SOUND BITES: Not since Feb. 26, 2011, when the Cavaliers fell 63-44 to Boston College, had they lost by 17 or more points at JPJ. Among the postgame comments Wednesday night:

* Bennett on his team’s shooting: “We got some good looks but couldn’t knock ‘em down.”

* Bennett on Beekman: “I was happy that Reese kind of attacked a little more and was more assertive and aggressive offensively.”

* Beekman: “I feel like my teammates and my coaches always tell me, ‘Stay aggressive, stay aggressive,’ knowing that we need that. So, that’s always the mindset coming in, but tonight I just kind of took what the defense gave me.”
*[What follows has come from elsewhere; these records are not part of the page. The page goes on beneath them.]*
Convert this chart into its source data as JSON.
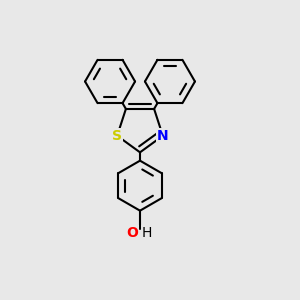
{
  "background_color": "#e8e8e8",
  "bond_color": "#000000",
  "bond_width": 1.5,
  "atom_labels": {
    "S": {
      "color": "#cccc00",
      "fontsize": 10,
      "fontweight": "bold"
    },
    "N": {
      "color": "#0000ff",
      "fontsize": 10,
      "fontweight": "bold"
    },
    "O": {
      "color": "#ff0000",
      "fontsize": 10,
      "fontweight": "bold"
    },
    "H": {
      "color": "#000000",
      "fontsize": 10,
      "fontweight": "normal"
    }
  },
  "figsize": [
    3.0,
    3.0
  ],
  "dpi": 100
}
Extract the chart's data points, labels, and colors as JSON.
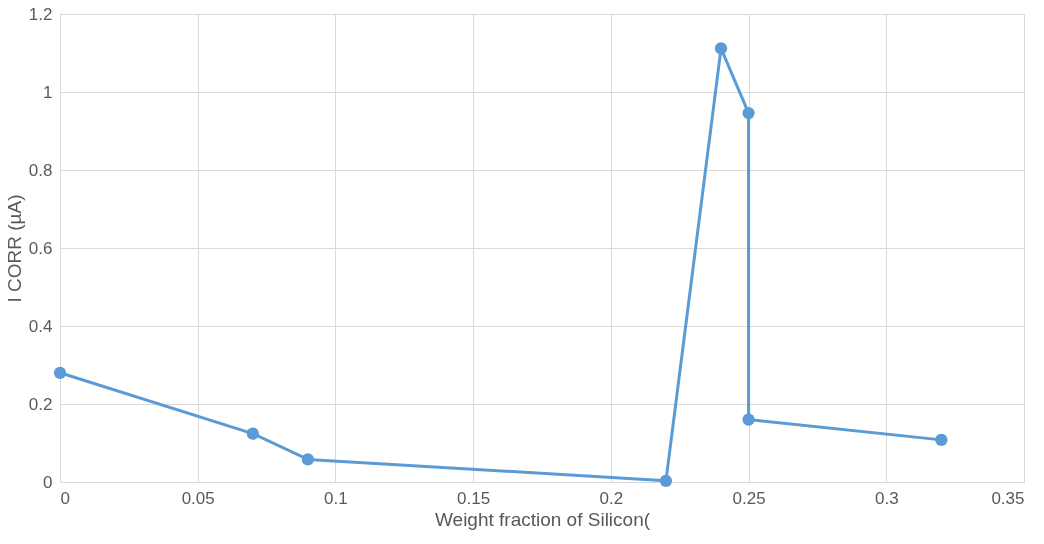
{
  "chart_data": {
    "type": "line",
    "xlabel": "Weight fraction of Silicon(",
    "ylabel": "I CORR (µA)",
    "x": [
      0,
      0.07,
      0.09,
      0.22,
      0.24,
      0.25,
      0.25,
      0.32
    ],
    "series": [
      {
        "color": "#5b9bd5",
        "values": [
          0.28,
          0.124,
          0.058,
          0.003,
          1.112,
          0.946,
          0.16,
          0.108
        ]
      }
    ],
    "xlim": [
      0,
      0.35
    ],
    "xticks": [
      0,
      0.05,
      0.1,
      0.15,
      0.2,
      0.25,
      0.3,
      0.35
    ],
    "ylim": [
      0,
      1.2
    ],
    "yticks": [
      0,
      0.2,
      0.4,
      0.6,
      0.8,
      1,
      1.2
    ],
    "grid": true,
    "marker": "circle",
    "line_style": "solid"
  }
}
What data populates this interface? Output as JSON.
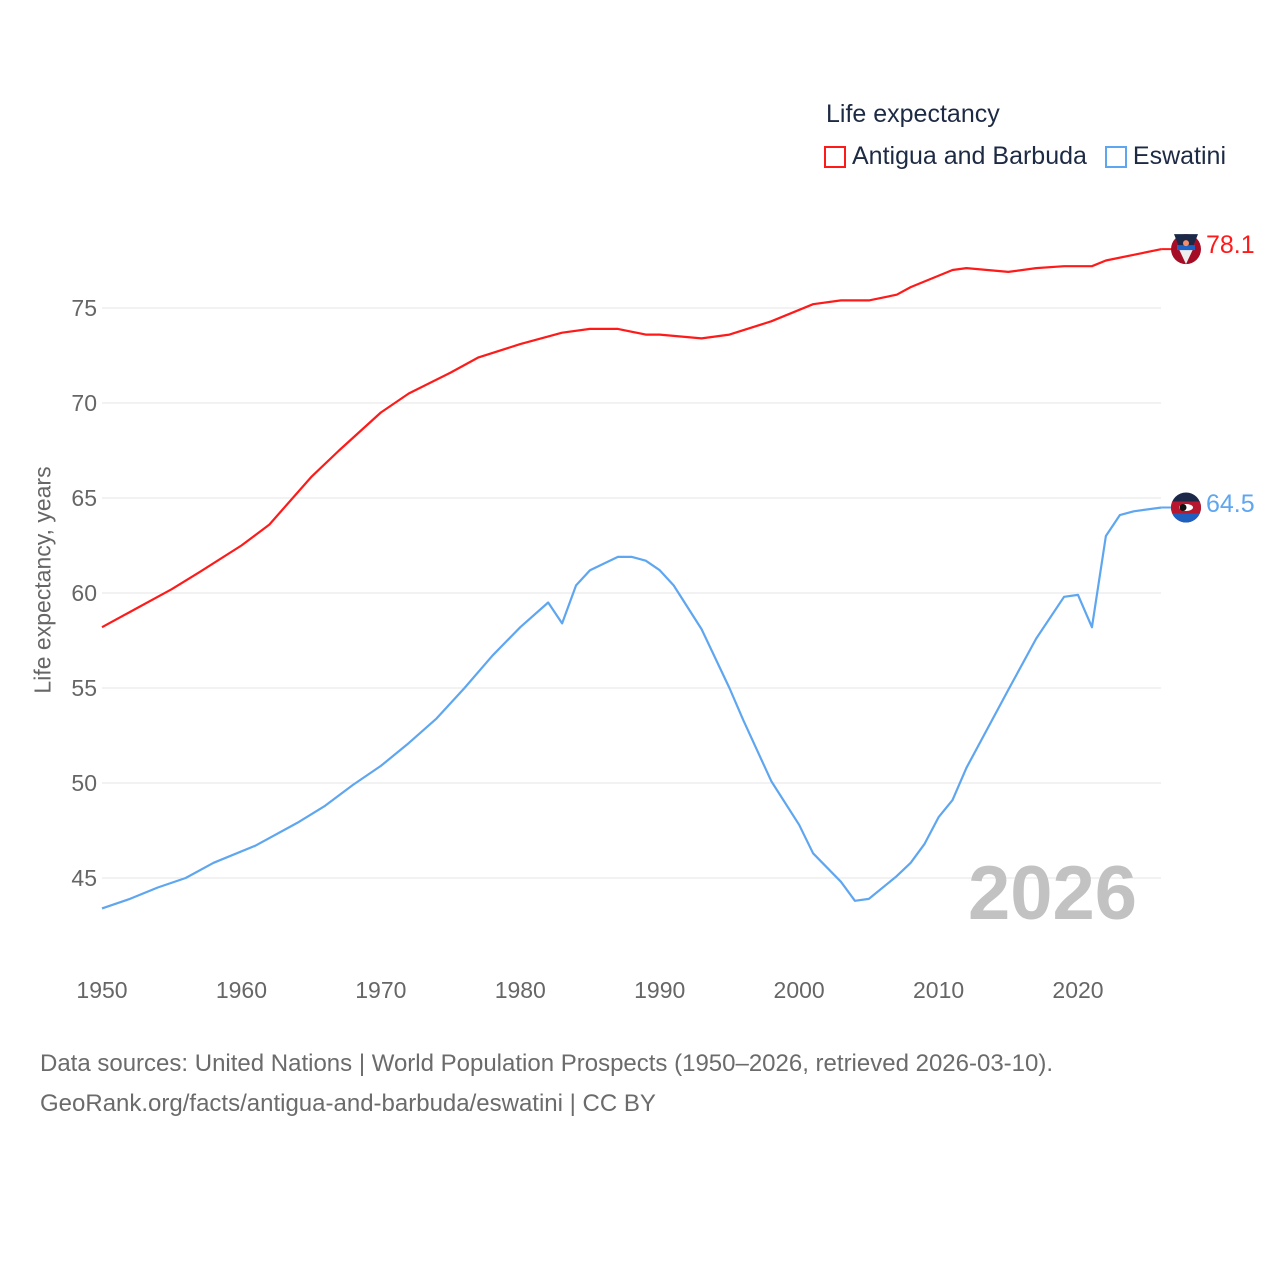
{
  "chart_data": {
    "type": "line",
    "title": "Life expectancy",
    "ylabel": "Life expectancy, years",
    "xlabel": "",
    "xlim": [
      1950,
      2026
    ],
    "ylim": [
      42,
      80
    ],
    "x_ticks": [
      1950,
      1960,
      1970,
      1980,
      1990,
      2000,
      2010,
      2020
    ],
    "y_ticks": [
      45,
      50,
      55,
      60,
      65,
      70,
      75
    ],
    "grid": true,
    "legend_position": "top-right",
    "current_year": "2026",
    "series": [
      {
        "name": "Antigua and Barbuda",
        "color": "#ff1a1a",
        "end_label": "78.1",
        "flag": "antigua-and-barbuda-flag",
        "points": [
          [
            1950,
            58.2
          ],
          [
            1952,
            59.0
          ],
          [
            1955,
            60.2
          ],
          [
            1957,
            61.1
          ],
          [
            1960,
            62.5
          ],
          [
            1962,
            63.6
          ],
          [
            1965,
            66.1
          ],
          [
            1967,
            67.5
          ],
          [
            1970,
            69.5
          ],
          [
            1972,
            70.5
          ],
          [
            1975,
            71.6
          ],
          [
            1977,
            72.4
          ],
          [
            1980,
            73.1
          ],
          [
            1983,
            73.7
          ],
          [
            1985,
            73.9
          ],
          [
            1987,
            73.9
          ],
          [
            1989,
            73.6
          ],
          [
            1990,
            73.6
          ],
          [
            1993,
            73.4
          ],
          [
            1995,
            73.6
          ],
          [
            1998,
            74.3
          ],
          [
            2001,
            75.2
          ],
          [
            2003,
            75.4
          ],
          [
            2005,
            75.4
          ],
          [
            2007,
            75.7
          ],
          [
            2008,
            76.1
          ],
          [
            2011,
            77.0
          ],
          [
            2012,
            77.1
          ],
          [
            2015,
            76.9
          ],
          [
            2017,
            77.1
          ],
          [
            2019,
            77.2
          ],
          [
            2021,
            77.2
          ],
          [
            2022,
            77.5
          ],
          [
            2024,
            77.8
          ],
          [
            2026,
            78.1
          ]
        ]
      },
      {
        "name": "Eswatini",
        "color": "#5fa6f0",
        "end_label": "64.5",
        "flag": "eswatini-flag",
        "points": [
          [
            1950,
            43.4
          ],
          [
            1952,
            43.9
          ],
          [
            1954,
            44.5
          ],
          [
            1956,
            45.0
          ],
          [
            1958,
            45.8
          ],
          [
            1961,
            46.7
          ],
          [
            1964,
            47.9
          ],
          [
            1966,
            48.8
          ],
          [
            1968,
            49.9
          ],
          [
            1970,
            50.9
          ],
          [
            1972,
            52.1
          ],
          [
            1974,
            53.4
          ],
          [
            1976,
            55.0
          ],
          [
            1978,
            56.7
          ],
          [
            1980,
            58.2
          ],
          [
            1982,
            59.5
          ],
          [
            1983,
            58.4
          ],
          [
            1984,
            60.4
          ],
          [
            1985,
            61.2
          ],
          [
            1987,
            61.9
          ],
          [
            1988,
            61.9
          ],
          [
            1989,
            61.7
          ],
          [
            1990,
            61.2
          ],
          [
            1991,
            60.4
          ],
          [
            1993,
            58.1
          ],
          [
            1995,
            55.0
          ],
          [
            1996,
            53.3
          ],
          [
            1998,
            50.1
          ],
          [
            2000,
            47.8
          ],
          [
            2001,
            46.3
          ],
          [
            2003,
            44.8
          ],
          [
            2004,
            43.8
          ],
          [
            2005,
            43.9
          ],
          [
            2007,
            45.1
          ],
          [
            2008,
            45.8
          ],
          [
            2009,
            46.8
          ],
          [
            2010,
            48.2
          ],
          [
            2011,
            49.1
          ],
          [
            2012,
            50.8
          ],
          [
            2015,
            54.9
          ],
          [
            2017,
            57.6
          ],
          [
            2019,
            59.8
          ],
          [
            2020,
            59.9
          ],
          [
            2021,
            58.2
          ],
          [
            2022,
            63.0
          ],
          [
            2023,
            64.1
          ],
          [
            2024,
            64.3
          ],
          [
            2026,
            64.5
          ]
        ]
      }
    ]
  },
  "source": {
    "line1": "Data sources: United Nations | World Population Prospects (1950–2026, retrieved 2026-03-10).",
    "line2": "GeoRank.org/facts/antigua-and-barbuda/eswatini | CC BY"
  }
}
* Clemson head coach Brad Brownell on the Cavaliers’ turnovers: “I think they had 14 in the game and that’s really rare for them. I thought our defense was good. I thought we were disruptive, flying around, active. Guys were playing really hard ,and I think it was evident in how we rebounded and our defensive turnovers forced.”

* Brownell on UVA’s poor shooting: “Sometimes it can get hard. The basket can get small sometimes when you’re at home and you don’t make a few. It’s almost worse shooting with your crowd, because your crowd’s moaning a little bit. I don’t know that we did anything drastically different throughout the game. I just think our guys did a good job. I think we guarded them hard, tried to contest a bunch of shots and really made sure that they didn’t get easy ones like layups around the rim, offensive rebounds, transition off turnovers.”

* Brownell: “It’s been a long time since I’ve had any success [against UVA], and the first time I’ve won here. First time in a long time we’ve beat those guys. I’ve got a ton of respect for the way they play and obviously how successful they are, the type of program they have. They do things at an extremely high level. It’s really hard to beat them. It’s a great challenge and so when you do finally get one like tonight, you’re really proud of your team because you know your team really had to execute and play well, and fortunately we were able to do it.”